One of our key roles as leaders is to develop our people and help them maximize their potential. This is both our responsibility to them, as well as to our organization.
By developing and improving our employees’ performance we enable them to succeed in their respective roles. And as a result, contribute more value to the organization. Furthermore, this raises the performance of the company as a whole, leading to greater achievements and better financial results.
One of the most useful tools in our leadership toolbox is personal feedback. However, few leaders use correctly and effectively. No one enjoys delivering “negative messages”. Many managers feel uncomfortable in what they perceive as a stressful interaction with their employees. So they either avoid it altogether or settle for a formal annual performance review. Neither is a good approach.
The foundation of effective feedback is sincere care for the person you’re giving it to. You need to care about her success and about her as a person. Your people will appreciate your sincere interest in them and their success and will be more receptive to your messages.
How to give effective feedback
So how should you give your employees effective feedback? Here are a few suggestions from my own experience:
Make it respectful – For your message to be heard and received the receiver needs to feel comfortable and respected. Use a private setting, an office, a quiet spot (even outdoors) or even a quiet café. Don’t give your feedback in front of other people or in a noisy, public environment.
Make it timely – For the feedback to be effective and lessons to be learned make is as close as possible to the action or event itself. It could be soon after or within days. Don’t wait until the end of the year or even a month. This also means you should provide feedback often, even once a week.
Be selective – A normal person can only absorb up to three main messages at a time. Pick only one or two items to discuss in each feedback session. This is yet another reason why you should give feedback often.
Make it specific – Be sure you can support your feedback with specific examples that clearly illustrate your point. Since this helps the receiver understand what you mean, and what she needs to improve. Be specific and objective in describing the situation that you’re referring to, the employee’s behavior, and its impact or results.
Make it constructive – Focus your message on how the employee can improve his performance. What actions should be taken, and what will you do to help them achieve the desired results. So that a corrective action plan developed.

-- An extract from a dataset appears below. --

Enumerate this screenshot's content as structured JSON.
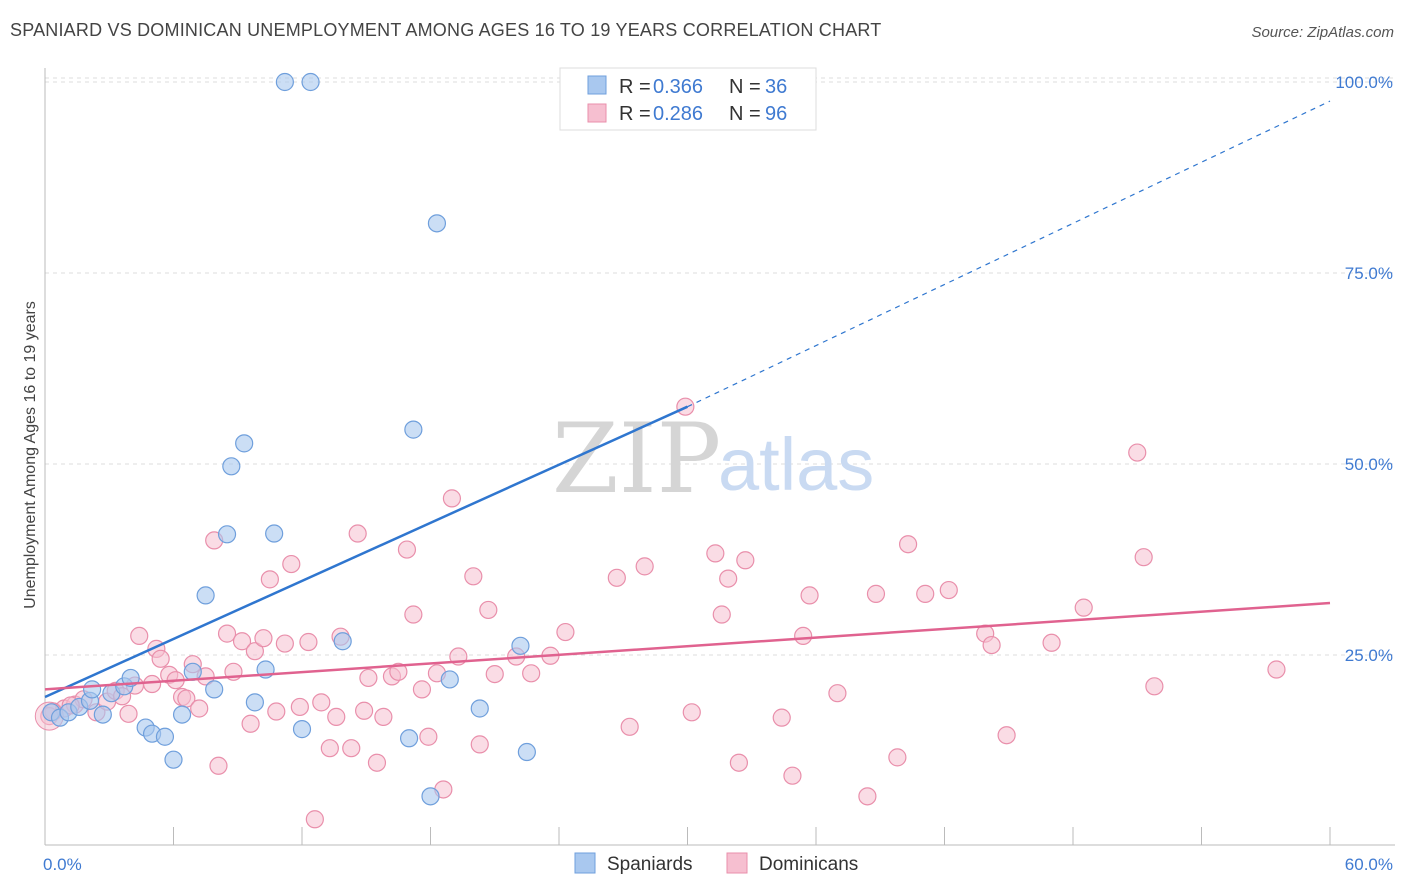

Offer ways and opportunities to apply your feedback – Always end your feedback session with an action plan that the employee can apply to make the necessary improvement. Your responsibility is to provide opportunities for him to do so. And, offer any guidance and suggestions on how they can put your feedback to use.
To be effective, leaders should also link their feedback to the employee’s specific career development goals. For example, for a SW engineer, improving her communication skills is important if she wishes to develop into a leader.
Finally, practice the delivery of constructive feedback often. Follow-up with your people to learn how effective and useful it was for them. So, you will develop this important tool and skill. This will make you a more effective leader.